Un Bilan de ces 5 années de Veille Spirituelle est difficile à réaliser.
En regroupant certaines thématiques qui ont fixé l’attention du Veilleur, je ne sais pas à laquelle donner priorité, ni comment classer les autres… il faut donc accepter que nous sommes dans une période de transformation de l’humanité qui bouscule également tout ce qui touche au “spirituel” (pour ne pas étiqueter tout cela comme “religieux”)!

Ce qui semble certain, c’est qu’une humanité “autre” se dessine.

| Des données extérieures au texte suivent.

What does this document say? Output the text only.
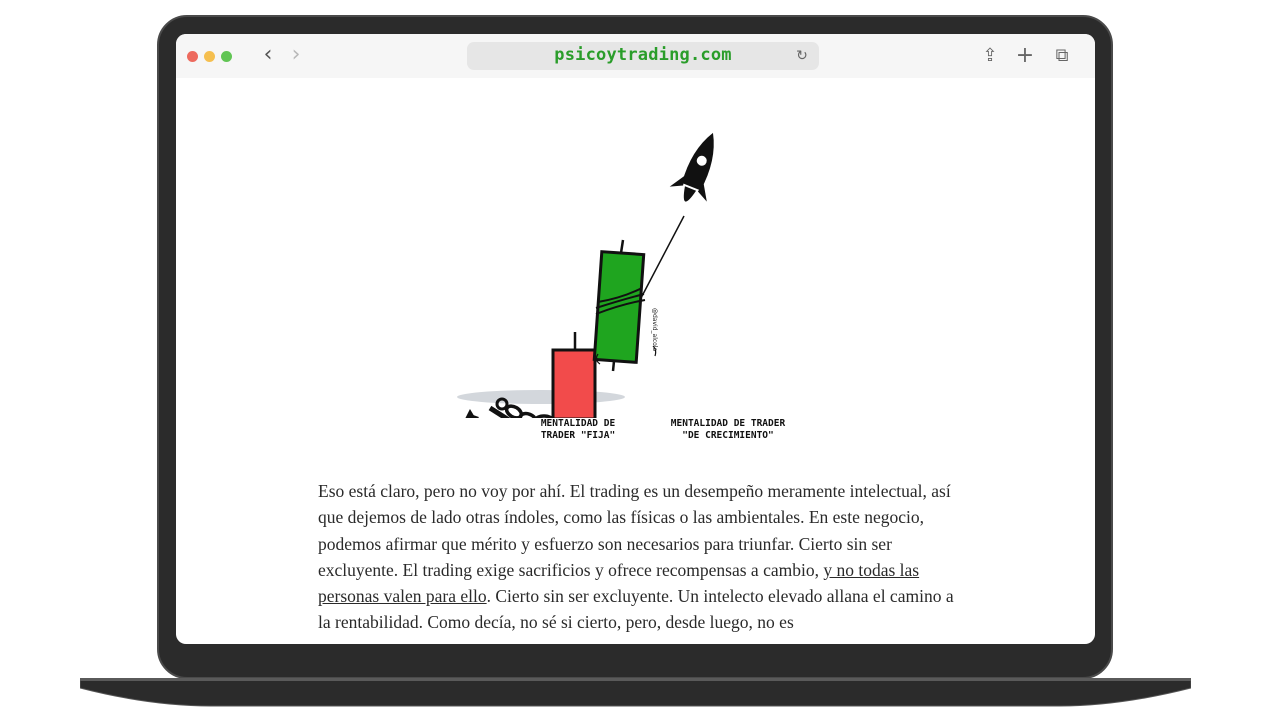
‹ ›	psicoytrading.com	↻	⇪ + ⧉
@david_alcolo
MENTALIDAD DE
TRADER "FIJA"
MENTALIDAD DE TRADER
"DE CRECIMIENTO"
Eso está claro, pero no voy por ahí. El trading es un desempeño meramente intelectual, así que dejemos de lado otras índoles, como las físicas o las ambientales. En este negocio, podemos afirmar que mérito y esfuerzo son necesarios para triunfar. Cierto sin ser excluyente. El trading exige sacrificios y ofrece recompensas a cambio, y no todas las personas valen para ello. Cierto sin ser excluyente. Un intelecto elevado allana el camino a la rentabilidad. Como decía, no sé si cierto, pero, desde luego, no es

Elle lit autrement tant la nature (et notamment la nature humaine) que la façon dont cette nature a été “lue” depuis de longs siècles!

Pour garder vive la présence de l’Esprit (Février 2023) il faut pouvoir “changer de mentalité” sur de très nombreux points qui semblaient jusqu’ici “acquis”: le bien et le mal, les rapports entre femmes et hommes, notre rapport à la finitude (notamment fin de vie, gestion du “temps”), notre rapport à la gestion des biens et des richesses, nos moyens de connaissance à l’heure de l’Intelligence Artificielle généralisée et de la prolifération de réseaux de communication planétaires et instantanés, notre vision de l’avenir de l’humanité, des groupes identitaires (y compris “chrétiens”), voire notre perception du “religieux”.

La galerie de personnes dont j’ai retenu les propos, les actions, les comportements ou les pensées, témoigne de cette vision renouvelée et globale qui semble indispensable à une approche spirituelle et personnalisante du monde: Pierre Teilhard de Chardin, Pierre Babin et Marshall McLuhan, Moïse, Jean Roulin, Armel Guerne, Marie Balmarie, Blaise Pascal, Xavier Dijon, G. Cuchet, Paolo Pascual‒Ferra, Sénèque, Pierre Giorgini, Thierry Magnin, François Euvé, E. Grenal, Dominique Lambert, Isabelle Rivière, Georges Lemaître, Christian Cannuyer, Samir Arbache, Delphine Horvilleur, Jean Bajard, Jacques Ellul, Ivan Illich, David d’Harmonville, Didier van Cauwelaert, J.‒Ch. Cointot, Bernard Pottier… et quelques autres!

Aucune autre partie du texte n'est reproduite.